Oasis is a town in Waushara County, Wisconsin, United States. The population was 384 at the 2020 census.

==Geography==
According to the United States Census Bureau, the town has a total area of 35.3 square miles (91.4 km^{2}), of which 35.0 square miles (90.7 km^{2}) is land and 0.3 square mile (0.7 km^{2}) (0.76%) is water.

==Demographics==
As of the census of 2000, there were 405 people, 152 households, and 112 families residing in the town. The population density was 11.6 people per square mile (4.5/km^{2}). There were 258 housing units at an average density of 7.4 per square mile (2.8/km^{2}). The racial makeup of the town was 96.30% White, 0.25% African American, 0.49% Native American, 0.49% Asian, 1.48% from other races, and 0.99% from two or more races. Hispanic or Latino of any race were 2.72% of the population.

There were 152 households, out of which 33.6% had children under the age of 18 living with them, 66.4% were married couples living together, 4.6% had a female householder with no husband present, and 25.7% were non-families. 21.1% of all households were made up of individuals, and 11.8% had someone living alone who was 65 years of age or older. The average household size was 2.66 and the average family size was 3.09.

In the town, the population was spread out, with 27.2% under the age of 18, 6.9% from 18 to 24, 24.4% from 25 to 44, 25.9% from 45 to 64, and 15.6% who were 65 years of age or older. The median age was 39 years. For every 100 females, there were 99.5 males. For every 100 females age 18 and over, there were 100.7 males.

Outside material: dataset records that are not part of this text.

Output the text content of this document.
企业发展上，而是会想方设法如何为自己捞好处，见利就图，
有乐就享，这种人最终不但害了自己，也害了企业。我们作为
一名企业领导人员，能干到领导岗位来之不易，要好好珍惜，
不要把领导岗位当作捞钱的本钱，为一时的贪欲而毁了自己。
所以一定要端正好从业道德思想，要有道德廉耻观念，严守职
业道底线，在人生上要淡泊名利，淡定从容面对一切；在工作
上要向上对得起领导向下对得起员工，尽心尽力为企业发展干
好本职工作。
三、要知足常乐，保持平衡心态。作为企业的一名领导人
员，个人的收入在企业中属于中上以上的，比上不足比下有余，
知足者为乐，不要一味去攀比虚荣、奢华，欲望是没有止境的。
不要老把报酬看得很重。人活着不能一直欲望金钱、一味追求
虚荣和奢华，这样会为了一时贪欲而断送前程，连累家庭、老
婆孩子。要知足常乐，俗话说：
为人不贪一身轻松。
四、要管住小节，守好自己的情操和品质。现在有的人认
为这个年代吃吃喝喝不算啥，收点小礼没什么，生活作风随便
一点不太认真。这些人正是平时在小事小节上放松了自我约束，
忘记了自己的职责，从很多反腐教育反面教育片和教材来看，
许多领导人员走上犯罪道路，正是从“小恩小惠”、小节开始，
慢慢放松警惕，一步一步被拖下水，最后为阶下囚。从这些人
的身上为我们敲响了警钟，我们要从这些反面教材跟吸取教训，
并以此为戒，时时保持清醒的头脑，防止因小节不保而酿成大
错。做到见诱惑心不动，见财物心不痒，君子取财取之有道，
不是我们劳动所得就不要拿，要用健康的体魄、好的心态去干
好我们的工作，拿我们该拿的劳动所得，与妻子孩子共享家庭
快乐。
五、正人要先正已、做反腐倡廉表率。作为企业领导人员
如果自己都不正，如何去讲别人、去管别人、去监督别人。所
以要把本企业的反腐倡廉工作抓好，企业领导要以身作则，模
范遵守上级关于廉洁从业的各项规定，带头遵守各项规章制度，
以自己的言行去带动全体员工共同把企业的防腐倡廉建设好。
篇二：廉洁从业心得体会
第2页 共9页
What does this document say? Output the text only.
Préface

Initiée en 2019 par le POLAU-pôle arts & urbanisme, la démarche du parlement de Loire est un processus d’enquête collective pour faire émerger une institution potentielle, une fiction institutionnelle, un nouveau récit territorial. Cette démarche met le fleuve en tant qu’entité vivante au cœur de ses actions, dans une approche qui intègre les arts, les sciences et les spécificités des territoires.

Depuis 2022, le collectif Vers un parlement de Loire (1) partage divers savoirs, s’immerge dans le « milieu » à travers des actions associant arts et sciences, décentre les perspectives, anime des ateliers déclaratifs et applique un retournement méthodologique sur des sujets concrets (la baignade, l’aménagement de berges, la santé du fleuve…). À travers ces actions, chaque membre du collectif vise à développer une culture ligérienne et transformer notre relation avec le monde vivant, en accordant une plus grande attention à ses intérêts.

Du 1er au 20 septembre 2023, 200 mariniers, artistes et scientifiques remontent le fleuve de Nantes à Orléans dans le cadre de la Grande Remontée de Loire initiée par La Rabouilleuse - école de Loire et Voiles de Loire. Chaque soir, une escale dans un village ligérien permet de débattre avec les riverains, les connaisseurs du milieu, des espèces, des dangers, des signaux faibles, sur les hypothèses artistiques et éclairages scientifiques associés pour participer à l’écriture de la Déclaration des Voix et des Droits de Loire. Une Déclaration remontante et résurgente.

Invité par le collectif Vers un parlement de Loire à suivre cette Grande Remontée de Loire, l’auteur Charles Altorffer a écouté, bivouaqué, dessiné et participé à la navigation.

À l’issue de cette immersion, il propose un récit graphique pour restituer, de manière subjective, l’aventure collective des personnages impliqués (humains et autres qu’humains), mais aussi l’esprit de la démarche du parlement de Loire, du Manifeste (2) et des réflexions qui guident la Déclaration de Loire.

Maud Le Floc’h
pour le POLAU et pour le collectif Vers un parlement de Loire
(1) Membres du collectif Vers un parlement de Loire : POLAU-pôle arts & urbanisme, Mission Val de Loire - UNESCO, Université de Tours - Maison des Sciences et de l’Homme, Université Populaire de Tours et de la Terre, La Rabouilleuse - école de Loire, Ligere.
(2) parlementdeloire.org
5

The median income for a household in the town was $38,472, and the median income for a family was $41,563. Males had a median income of $28,409 versus $20,417 for females. The per capita income for the town was $16,480. About 3.5% of families and 5.9% of the population were below the poverty line, including none of those under age 18 and 6.1% of those age 65 or over.